SCOTT SHALAWAY Can you believe it? A squirrel-eating hawk!
The world would be a better and more productive place if we all concentrated on doing what we do best. Yet, with distressing regularity, local bureaucrats step outside their areas of expertise.
When this happens in the realm of wildlife conservation, I call it "vigilante wildlife management." The latest example occurred in Charleston, West Virginia.
The grounds of the Capitol Complex in Charleston are lined with tall, mature oak trees, which produce lots of acorns. Consequently, the Capitol Complex also harbors a healthy population of gray squirrels. They are well-fed, fat, and sassy.

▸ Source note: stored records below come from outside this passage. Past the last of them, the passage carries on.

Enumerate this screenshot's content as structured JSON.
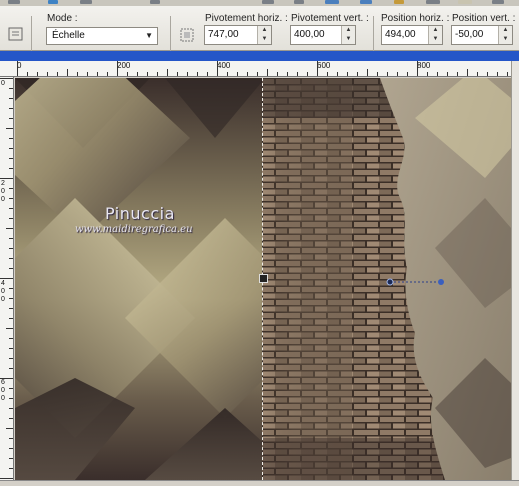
{
  "toolbar": {
    "mode_label": "Mode :",
    "mode_value": "Échelle",
    "pivot_h_label": "Pivotement horiz. :",
    "pivot_h_value": "747,00",
    "pivot_v_label": "Pivotement vert. :",
    "pivot_v_value": "400,00",
    "pos_h_label": "Position horiz. :",
    "pos_h_value": "494,00",
    "pos_v_label": "Position vert. :",
    "pos_v_value": "-50,00"
  },
  "ruler_h": [
    "0",
    "200",
    "400",
    "600",
    "800"
  ],
  "ruler_v": [
    "0",
    "2",
    "0",
    "0",
    "4",
    "0",
    "0",
    "6",
    "0",
    "0"
  ],
  "watermark": {
    "title": "Pinuccia",
    "url": "www.maidiregrafica.eu"
  },
  "colors": {
    "window_title": "#2456c8",
    "canvas_dark": "#3a2f2c",
    "canvas_cream": "#d8cfa6"
  }
}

And to any predator that ventures onto the Capitol Complex, they are delicious and nutritious. Just ask the red-tailed hawk that has had the audacity to feast on the tasty bushytails. Sounds like a great place to teach kids about energy flow through a food chain.
But a group of squirrel lovers objected to the natural order of things. They complained about the hawk killing the squirrels.
Misguided: This is where the misguided bureaucrat stepped in. According to a story in the Charleston Gazette, General Services Director David Pentz decided to take care of the "problem." But instead of consulting wildlife biologists who have offices on the very same Capitol Complex, and who no doubt enjoy the squirrels as much as anyone, Pentz made independent arrangements to have the hawk removed.
Had he elected to respect the limits of his own knowledge and consulted with state wildlife biologists, Pentz would have learned some very basic and important information. Hawks, like all native birds, are protected by federal law, and the feds don't take kindly to people removing birds arbitrarily. That's one reason we have these laws in the first place. Furthermore, state wildlife officials would also have to approve the removal.
I also suspect that had Pentz consulted with state biologists, he would have been encouraged to use this widely viewed interaction of predator and prey as an educational opportunity. Predators kill and eat prey every day. That's what drives energy flow in any ecosystem. Usually predation goes unseen.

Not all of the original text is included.